Difficile à savoir ce qui appartient à la réalité ou à la fiction dans cette poignante histoire. Avant de publier Salammbô, Flaubert consulte, se documente, passe des années à étudier et à établir sa fiction, il se nourrit des textes de Polybe, Appien, Pline, Xénophon, Plutarque, et Hippocrate pour peindre le monde antique et décrire un univers exotique sensuel et violent. «Savez-vous combien maintenant je me suis ingurgité de volumes sur Carthage ? Environ 100 !», écrit-il dans sa correspondance.
Flaubert, connu pour être un travailleur acharné, a mis près de six ans pour rédiger son roman. Il remet son manuscrit le 24 novembre 1862. «Peu de gens devineront combien il a fallu être triste pour entreprendre de ressusciter Carthage ! C’est là une Thébaïde où le dégoût de la vie moderne m’a poussé»

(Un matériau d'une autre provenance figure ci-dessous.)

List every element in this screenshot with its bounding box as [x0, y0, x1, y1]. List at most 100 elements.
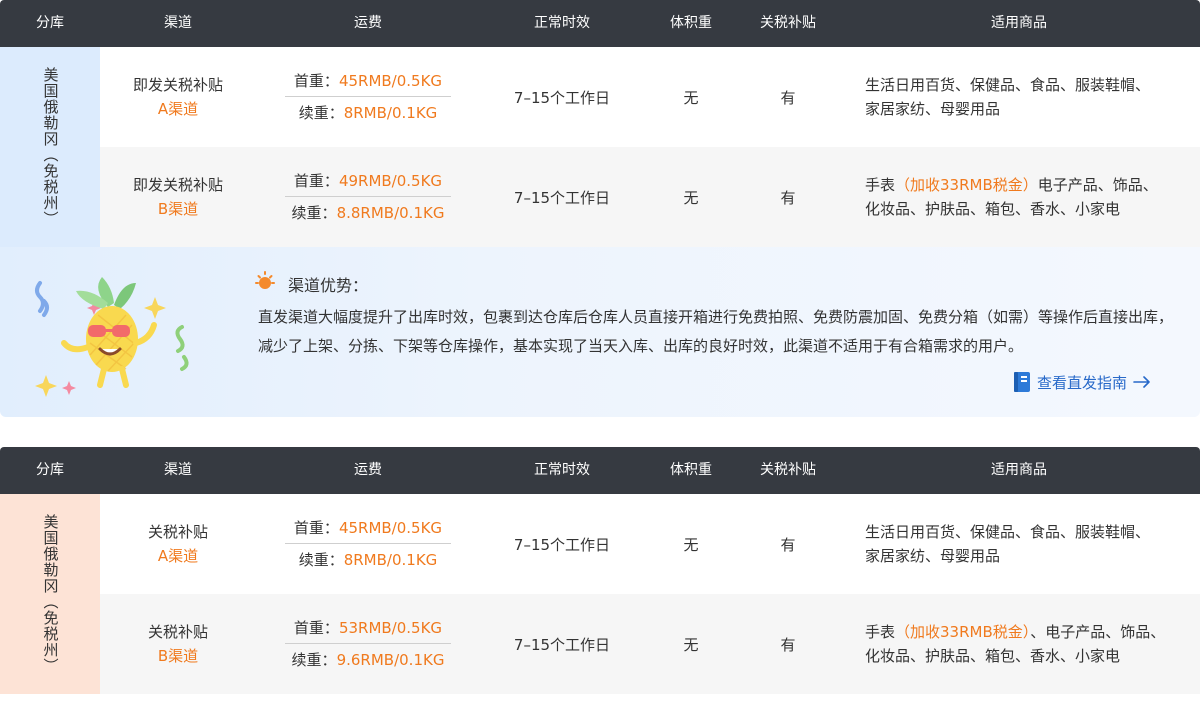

Salammbô a été salué par Victor Hugo, Jules Michelet et Berlioz, il rencontra un succès public et critique considérable, il est devenu un livre culte, un classique de la littérature française et mondiale. Des expositions lui ont été consacrées, des films, des bandes dessinées, il continue à captiver les publics de tous genres. Et pour finir, une citation : «Trois choses me rendent heureux : les livres que je lis, les livres que j’ai lus et les livres que je vais lire».